The Company previously announced on March 19, 2014 the closing of the first tranche, when it raised gross proceeds of $565,000 by issuance of 5,650,000 units, comprising 5,650,000 common shares and 5,650,000 share purchase warrants ("Warrants") at $0.10 per unit.

Following the foregoing issuance of shares in the placement, MedX has 68,894,657 shares outstanding.

About MedX

MedX is headquartered in Mississauga, Ontario (Toronto), and is a global leader in the design, manufacturing and distribution of quality low level laser and light therapy technologies for use in numerous medical settings, including rehab/chiropractic, dental, wound care, and veterinary medicine, providing patients with drug free and non-invasive treatment of tissue damage and pain. MedX laser and light products are FDA approved, Health Canada cleared, and CE Mark approved for use in North America as well as the European Union. MedX's products include SIMSYS(TM) and MoleMate(TM), which are approved by Health Canada, and available to Canadian physicians and dermatologists, are FDA approved for use in the USA and are currently under review for CE approval for use in Europe, the UK, and Australia, as an optical biopsy that uses patented technology featuring a hand-held scanner device designed for clinical use that utilizes light to view beneath suspicious moles or lesions in a pain free, non-invasive manner, creating images in real-time for physicians and dermatologists to evaluate all types of moles or lesions within seconds. For more information log onto: www.simsys-molemate.com. For a complete profile of MedX and its products visit www.medxhealth.com.
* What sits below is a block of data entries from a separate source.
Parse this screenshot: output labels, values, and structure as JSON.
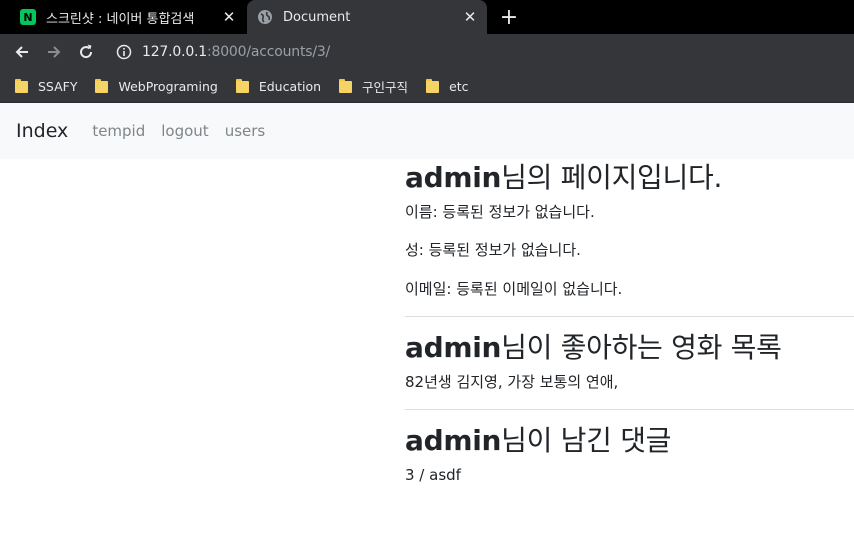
{
  "tabs": [
    {
      "title": "스크린샷 : 네이버 통합검색",
      "icon": "naver-icon",
      "favicon_letter": "N"
    },
    {
      "title": "Document",
      "icon": "globe-icon"
    }
  ],
  "toolbar": {
    "url_host": "127.0.0.1",
    "url_rest": ":8000/accounts/3/"
  },
  "bookmarks": [
    "SSAFY",
    "WebPrograming",
    "Education",
    "구인구직",
    "etc"
  ],
  "navbar": {
    "brand": "Index",
    "links": [
      "tempid",
      "logout",
      "users"
    ]
  },
  "profile": {
    "username": "admin",
    "page_title_suffix": "님의 페이지입니다.",
    "first_name_line": "이름: 등록된 정보가 없습니다.",
    "last_name_line": "성: 등록된 정보가 없습니다.",
    "email_line": "이메일: 등록된 이메일이 없습니다."
  },
  "liked_movies": {
    "heading_suffix": "님이 좋아하는 영화 목록",
    "items_text": "82년생 김지영, 가장 보통의 연애,"
  },
  "comments": {
    "heading_suffix": "님이 남긴 댓글",
    "items_text": "3 / asdf"
  },
  "colors": {
    "tabstrip": "#000000",
    "toolbar": "#35363a",
    "navbar_bg": "#f8f9fa",
    "nav_link": "#808589",
    "text": "#212529"
  }
}
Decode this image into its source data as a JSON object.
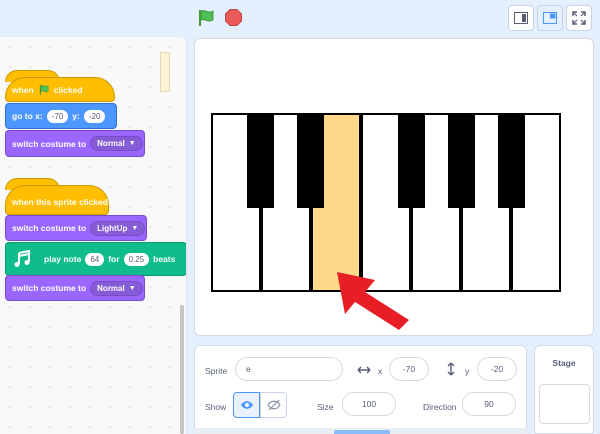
{
  "toolbar": {
    "green_flag_icon": "green-flag-icon",
    "stop_icon": "stop-icon"
  },
  "code": {
    "script1": {
      "hat_when": "when",
      "hat_clicked": "clicked",
      "goto_label": "go to x:",
      "goto_x": "-70",
      "goto_y_label": "y:",
      "goto_y": "-20",
      "switch_label": "switch costume to",
      "switch_value": "Normal"
    },
    "script2": {
      "hat_label": "when this sprite clicked",
      "switch1_label": "switch costume to",
      "switch1_value": "LightUp",
      "play_label": "play note",
      "play_note": "64",
      "play_for": "for",
      "play_beats": "0.25",
      "play_beats_label": "beats",
      "switch2_label": "switch costume to",
      "switch2_value": "Normal"
    }
  },
  "sprite_info": {
    "sprite_label": "Sprite",
    "sprite_name": "e",
    "x_label": "x",
    "x_value": "-70",
    "y_label": "y",
    "y_value": "-20",
    "show_label": "Show",
    "size_label": "Size",
    "size_value": "100",
    "direction_label": "Direction",
    "direction_value": "90"
  },
  "stage_panel": {
    "title": "Stage"
  },
  "colors": {
    "events": "#ffbf00",
    "motion": "#4c97ff",
    "looks": "#9966ff",
    "music": "#0fbd8c",
    "lit_key": "#ffd889",
    "arrow": "#e81e26"
  }
}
This press release does not constitute an offer of any securities for sale. This press release contains certain forward-looking statements within the meaning of applicable Canadian securities legislation. These forward-looking statements involve certain risks and uncertainties that could cause actual results to differ, including, without limitation, the company's limited operating history and history of losses, the inability to successfully obtain further funding, the inability to raise capital on terms acceptable to the company, the inability to compete effectively in the marketplace, the inability to complete the proposed acquisition and such other risks that could cause the actual results to differ materially from those contained in the company's projections or forward-looking statements. All forward looking statements in this press release are based on information available to the company as of the date hereof, and the company undertakes no obligation to update forward-looking statements to reflect events or circumstances occurring after the date of this press release.

Neither TSX Venture Exchange nor its Regulation Services Provider (as that term is defined in policies of the TSX Venture Exchange) accepts responsibility for the adequacy or accuracy of this press release.